Memang cinta segitiga sering terjadi, tapi menurutnya ini adalah cinta segitiga yang tak bersudut dan berujung dengan tragis.
Musuh yang mengintai entah SIAPA, cinta yang menggebu nan ujungnya entah DIMANA sampai - sampai persoalan sulit dan rumit ini pun entah KAPAN selesai.
Ujang tetap diteror. Walaupun Hana-teman sekelasnya selalu ada disampingnya, tetap saja teror itu selalu datang. Wajah Ujang, entah mengapa selalu terbesit di pikiran Sarah walau sudah ia hilangkan jauh - jauh.

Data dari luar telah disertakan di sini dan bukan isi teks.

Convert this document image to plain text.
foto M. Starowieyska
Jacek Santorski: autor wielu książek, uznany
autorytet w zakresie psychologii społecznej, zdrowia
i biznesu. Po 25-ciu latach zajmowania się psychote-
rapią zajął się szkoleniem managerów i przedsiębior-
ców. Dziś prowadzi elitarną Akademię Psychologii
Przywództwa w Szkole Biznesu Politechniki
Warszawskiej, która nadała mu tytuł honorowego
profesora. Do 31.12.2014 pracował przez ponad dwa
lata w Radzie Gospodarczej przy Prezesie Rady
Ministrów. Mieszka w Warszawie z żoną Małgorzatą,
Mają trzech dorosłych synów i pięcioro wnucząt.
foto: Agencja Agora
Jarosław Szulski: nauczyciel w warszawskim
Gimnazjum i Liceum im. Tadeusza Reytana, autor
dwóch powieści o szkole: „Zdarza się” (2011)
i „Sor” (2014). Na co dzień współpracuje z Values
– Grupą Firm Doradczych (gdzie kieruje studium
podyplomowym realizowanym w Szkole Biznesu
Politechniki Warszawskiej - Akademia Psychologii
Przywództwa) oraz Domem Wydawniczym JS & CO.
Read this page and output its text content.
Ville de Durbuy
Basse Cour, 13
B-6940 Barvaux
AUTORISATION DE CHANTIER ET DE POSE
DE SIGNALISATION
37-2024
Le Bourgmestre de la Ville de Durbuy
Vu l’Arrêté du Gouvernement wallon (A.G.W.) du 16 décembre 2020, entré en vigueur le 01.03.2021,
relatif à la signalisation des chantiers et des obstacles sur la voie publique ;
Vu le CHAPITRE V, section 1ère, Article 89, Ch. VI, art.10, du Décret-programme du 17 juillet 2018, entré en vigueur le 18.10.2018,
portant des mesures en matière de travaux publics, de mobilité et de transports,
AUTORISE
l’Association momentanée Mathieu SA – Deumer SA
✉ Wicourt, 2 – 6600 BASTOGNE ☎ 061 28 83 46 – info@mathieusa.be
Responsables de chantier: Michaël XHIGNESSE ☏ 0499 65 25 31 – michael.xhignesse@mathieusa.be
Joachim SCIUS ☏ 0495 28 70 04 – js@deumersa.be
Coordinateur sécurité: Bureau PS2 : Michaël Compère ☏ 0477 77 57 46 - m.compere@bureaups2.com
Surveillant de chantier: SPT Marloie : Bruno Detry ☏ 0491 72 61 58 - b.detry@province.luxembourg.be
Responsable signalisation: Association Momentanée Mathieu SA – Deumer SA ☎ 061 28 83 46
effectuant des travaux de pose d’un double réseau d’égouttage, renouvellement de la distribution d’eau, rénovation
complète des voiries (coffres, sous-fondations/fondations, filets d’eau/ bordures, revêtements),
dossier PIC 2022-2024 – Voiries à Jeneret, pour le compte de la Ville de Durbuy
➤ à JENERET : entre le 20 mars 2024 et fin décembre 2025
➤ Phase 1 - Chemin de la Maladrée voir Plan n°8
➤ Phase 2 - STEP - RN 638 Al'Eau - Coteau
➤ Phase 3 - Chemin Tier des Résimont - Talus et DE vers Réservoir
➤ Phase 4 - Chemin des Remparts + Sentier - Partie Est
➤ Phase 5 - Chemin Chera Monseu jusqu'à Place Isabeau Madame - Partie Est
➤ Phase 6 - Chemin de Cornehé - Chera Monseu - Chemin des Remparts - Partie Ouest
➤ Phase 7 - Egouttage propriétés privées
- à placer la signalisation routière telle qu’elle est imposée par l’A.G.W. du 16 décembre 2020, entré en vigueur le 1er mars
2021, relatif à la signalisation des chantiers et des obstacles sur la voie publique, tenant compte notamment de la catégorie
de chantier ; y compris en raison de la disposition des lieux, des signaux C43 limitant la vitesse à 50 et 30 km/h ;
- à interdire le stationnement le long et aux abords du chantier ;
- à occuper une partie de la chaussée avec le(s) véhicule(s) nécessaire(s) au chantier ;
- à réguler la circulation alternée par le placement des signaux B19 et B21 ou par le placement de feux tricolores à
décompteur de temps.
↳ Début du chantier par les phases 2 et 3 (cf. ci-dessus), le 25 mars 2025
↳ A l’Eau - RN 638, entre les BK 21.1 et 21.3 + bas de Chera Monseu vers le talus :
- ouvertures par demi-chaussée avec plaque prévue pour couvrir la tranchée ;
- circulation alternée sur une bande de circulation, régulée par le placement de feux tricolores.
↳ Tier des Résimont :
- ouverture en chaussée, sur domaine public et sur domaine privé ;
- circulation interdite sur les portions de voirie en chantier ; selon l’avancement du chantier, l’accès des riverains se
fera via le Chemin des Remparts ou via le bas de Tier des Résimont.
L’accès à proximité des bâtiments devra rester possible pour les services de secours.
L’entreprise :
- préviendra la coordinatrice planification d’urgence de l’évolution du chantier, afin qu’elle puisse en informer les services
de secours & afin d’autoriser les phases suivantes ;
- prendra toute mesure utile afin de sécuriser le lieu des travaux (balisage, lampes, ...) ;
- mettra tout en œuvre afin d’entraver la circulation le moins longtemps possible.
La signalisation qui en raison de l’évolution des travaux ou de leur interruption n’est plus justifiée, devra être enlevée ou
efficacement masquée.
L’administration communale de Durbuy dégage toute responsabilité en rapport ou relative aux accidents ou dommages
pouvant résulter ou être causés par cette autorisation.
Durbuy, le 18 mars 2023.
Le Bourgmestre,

Keluarga Sarah pun tak Sudi, amarah Amah pun merebak bagai biang kerok dari semua penderitaan Ujang.
Tapi apakah Ujang bisa menyelesaikannya? atau siapa yang akan mendampinginya menghadapi teror tersebut? Dan siapakah pelakunya?
Ini bagaikan Katumbiri, indah tapi beragam dan yang pasti TAK BERUJUNG.